Steffen Jäger, Präsident des baden-württembergischen Gemeindetags, hält es für möglich, dass sich derartige emotionale Aufwallungen bald in anderen Städten wiederholen. Ein Vorfall in Berlin-Wedding gibt ihm recht: Hier sollen Senioren aus einer Pflegewohneinrichtung ausziehen, damit dort Flüchtlinge aus der Ukraine unterkommen können. Die Zeiten, in denen die Flüchtlingsaufnahme „geräuschlos“ funktioniert habe, seien vorbei, sagt Jäger. „Seit einigen Monaten müssen wir feststellen, dass die verfügbaren Kapazitätsgrenzen bei den regulären Aufnahmeeinrichtungen und zwischenzeitlich eben auch auf dem allgemeinen Wohnungsmarkt erschöpft sind“, sagt er. Die Situation sei „angespannt“. Der baden-württembergische Städtetagspräsident Peter Kurz nennt noch ein weiteres Problem: „In der Integrationsarbeit gibt es einen erheblichen Personalnotstand und zusätzlich eine hohe Fluktuation.“ Die Unterbringung in Hallen führe zu weiterem Personalbedarf bei Dienstleistern, der zunehmend schwer zu decken sei, sagt der Mannheimer Oberbürgermeister von der SPD.

Faeser befürchtet Hetze und Gewalt

Bundesinnenministerin Nancy Faeser wünscht sich „Fingerspitzengefühl“ bei den „schwierigen Entscheidungen“, die Kommunalpolitiker an Ort und Stelle treffen müssen. „Klar ist aber auch, dass für schon lange bestehende Probleme auf dem Wohnungsmarkt nicht jetzt Kriegsflüchtlinge als Begründung missbraucht werden dürfen. Das ist falsch und unverantwortlich. Denn das vergiftet die Diskussion und führt zu Hetze gegen Geflüchtete oder gegen politische Entscheidungsträger – im schlimmsten Fall bis hin zur Gewalt.“

Viele haben die Sorge, dass die Stimmung kippt. Aus der vorherigen Flüchtlingskrise wissen die Kommunalpolitiker, wie schnell es vorbei ist mit der Solidarität, wenn die Kinder keinen Sportunterricht mehr haben, weil die Turnhallen belegt sind. Oder wenn das Faschingsfest ausfällt, weil die Mehrzweckhalle des Ortes eine provisorische Unterkunft geworden ist. Bürger fühlten sich verdrängt. Und sie wollten sich irgendwie dagegen wehren. Solche Gefühle können in Gewalt umschlagen. Viel zu oft ist das schon passiert. Im vergangenen Jahr hat es 121 Anschläge auf Flüchtlingsunterkünfte gegeben, wie das Bundesinnenministerium berichtet. Das ist eine Zunahme von 73 Prozent gegenüber dem Vorjahr. Die meisten Taten seien rechtsextrem motiviert gewesen.
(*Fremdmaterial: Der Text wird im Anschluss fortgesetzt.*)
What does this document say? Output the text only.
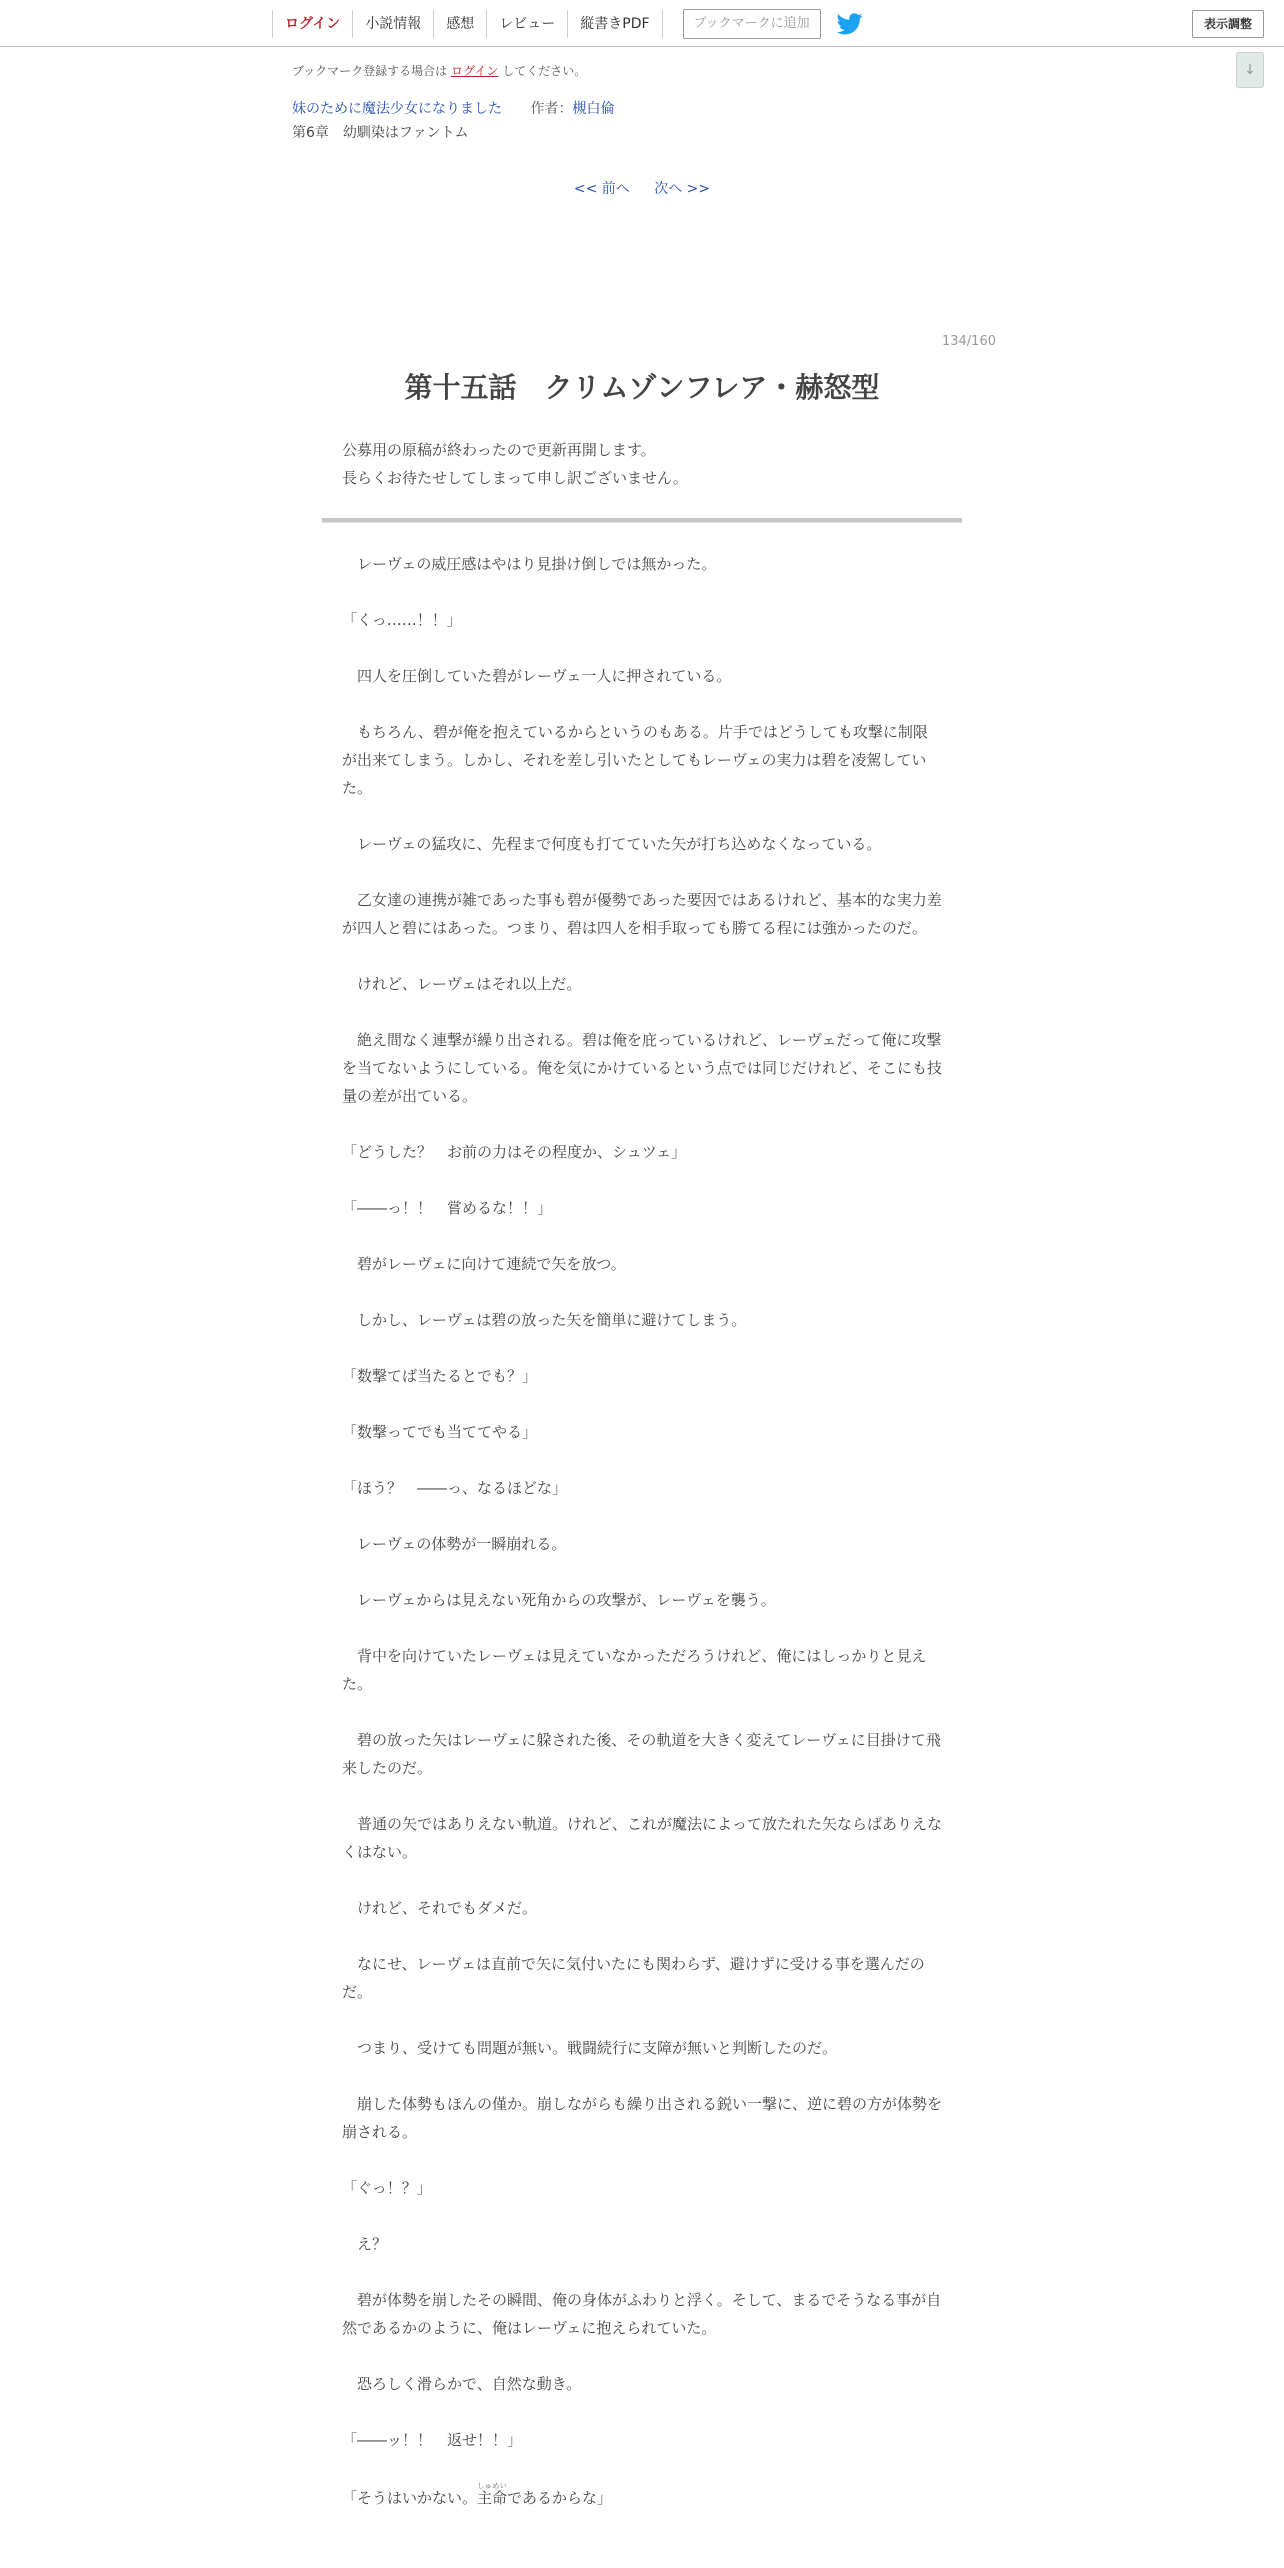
ログイン	小説情報	感想	レビュー	縦書きPDF	ブックマークに追加	表示調整
↓
ブックマーク登録する場合は ログイン してください。
妹のために魔法少女になりました 作者：槻白倫
第6章　幼馴染はファントム
<< 前へ 次へ >>
134/160
第十五話　クリムゾンフレア・赫怒型

公募用の原稿が終わったので更新再開します。

長らくお待たせしてしまって申し訳ございません。

　レーヴェの威圧感はやはり見掛け倒しでは無かった。

「くっ……！！」

　四人を圧倒していた碧がレーヴェ一人に押されている。

　もちろん、碧が俺を抱えているからというのもある。片手ではどうしても攻撃に制限が出来てしまう。しかし、それを差し引いたとしてもレーヴェの実力は碧を凌駕していた。

　レーヴェの猛攻に、先程まで何度も打てていた矢が打ち込めなくなっている。

　乙女達の連携が雑であった事も碧が優勢であった要因ではあるけれど、基本的な実力差が四人と碧にはあった。つまり、碧は四人を相手取っても勝てる程には強かったのだ。

　けれど、レーヴェはそれ以上だ。

　絶え間なく連撃が繰り出される。碧は俺を庇っているけれど、レーヴェだって俺に攻撃を当てないようにしている。俺を気にかけているという点では同じだけれど、そこにも技量の差が出ている。

「どうした？　お前の力はその程度か、シュツェ」

「――っ！！　嘗めるな！！」

　碧がレーヴェに向けて連続で矢を放つ。

　しかし、レーヴェは碧の放った矢を簡単に避けてしまう。

「数撃てば当たるとでも？」

「数撃ってでも当ててやる」

「ほう？　――っ、なるほどな」

　レーヴェの体勢が一瞬崩れる。

　レーヴェからは見えない死角からの攻撃が、レーヴェを襲う。

　背中を向けていたレーヴェは見えていなかっただろうけれど、俺にはしっかりと見えた。

　碧の放った矢はレーヴェに躱された後、その軌道を大きく変えてレーヴェに目掛けて飛来したのだ。

　普通の矢ではありえない軌道。けれど、これが魔法によって放たれた矢ならばありえなくはない。

　けれど、それでもダメだ。

　なにせ、レーヴェは直前で矢に気付いたにも関わらず、避けずに受ける事を選んだのだ。

　つまり、受けても問題が無い。戦闘続行に支障が無いと判断したのだ。

　崩した体勢もほんの僅か。崩しながらも繰り出される鋭い一撃に、逆に碧の方が体勢を崩される。

「ぐっ！？」

　え？

　碧が体勢を崩したその瞬間、俺の身体がふわりと浮く。そして、まるでそうなる事が自然であるかのように、俺はレーヴェに抱えられていた。

　恐ろしく滑らかで、自然な動き。

「――ッ！！　返せ！！」

「そうはいかない。主命しゅめいであるからな」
Auch viele Kommunalpolitiker müssen Angst vor Gewalt haben. Eine Studie im Auftrag des brandenburgischen Innenministeriums hat ergeben, dass in dem Bundesland durchschnittlich jeder dritte kommunale Amts- und Mandatsträger mindestens einmal Beleidigungen, Bedrohungen, Sachbeschädigungen oder körperliche Gewalt erlebt hat. „Hass gegen Männer und Frauen in der Kommunalpolitik ist ein großes Problem, es wird immer schlimmer“, sagt auch Josephine Ballon von HateAid.